Other points of interest in Uluru
Watarrka National Park, encompassing Kings Canyon, lies 300 kilometres to the north-east of Uluru and 310 kilometres west of Alice Springs.
Kings Canyon has 300-metre-high sandstone walls, walking trails, palm-filled crevices and views across the desert.
Nature in Uluru
While the Central Australian environment may at first seem stark – a barren landscape supporting spectacular rock formations – closer inspection reveals it as a complex ecosystem, full of life.
The spinifex-covered hills, sand plains, open woodlands, limestone ridges, watercourses and swamps of Central Australia’s Northern Territory contain a variety of plants and animals that have sustained the lives of Aboriginal people for generations.

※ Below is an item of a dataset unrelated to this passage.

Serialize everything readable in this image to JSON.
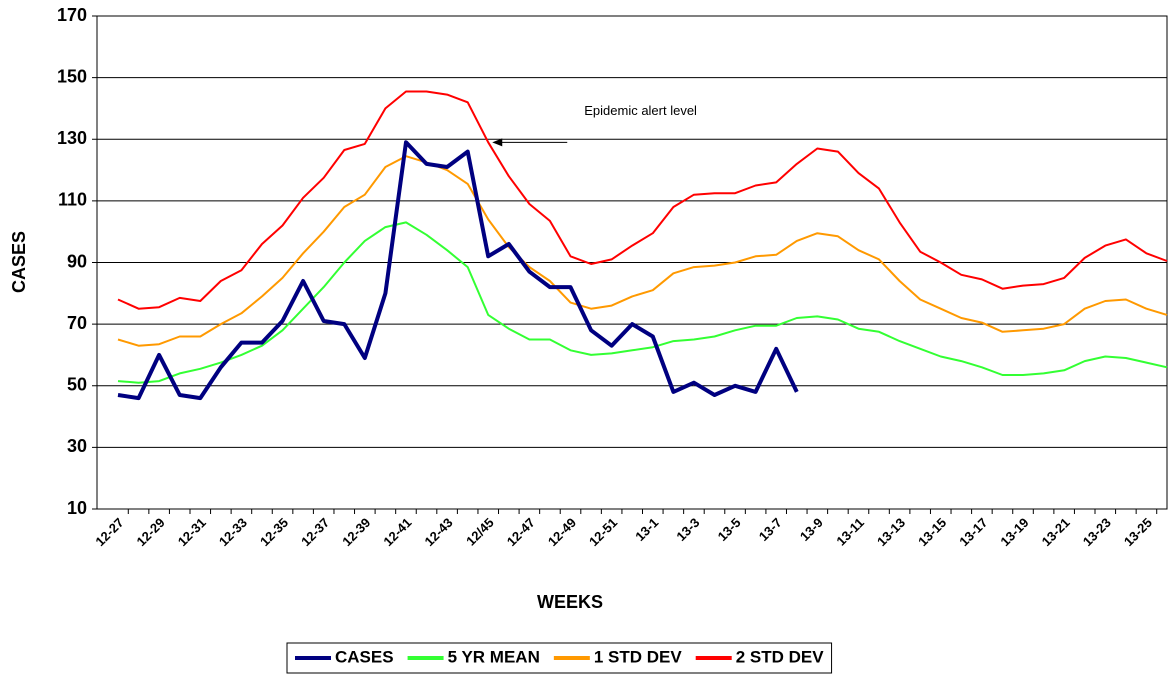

An intimate knowledge of the diverse range of flora and fauna is vital to support life in the remote areas of this harsh desert landscape. This knowledge has lead people to water supplies and the understanding of the medicinal properties of plants has assisted in healing injuries and ailments for thousands of years.
Uluru walking trails Uluru is 440 kilometres south west of Alice Springs, fascinates and inspires people from around the world. Both Uluru and Kata Tjuta have great cultural significance for the Anangu traditional landowners, who lead walking tours that inform about the local flora and fauna, bush foods and the Aboriginal Dreamtime stories of the area.
The Anangu people prefer visitors don’t climb Uluru because it’s a sacred site, so nowadays many visitors choose to do the Uluru base walking trails instead.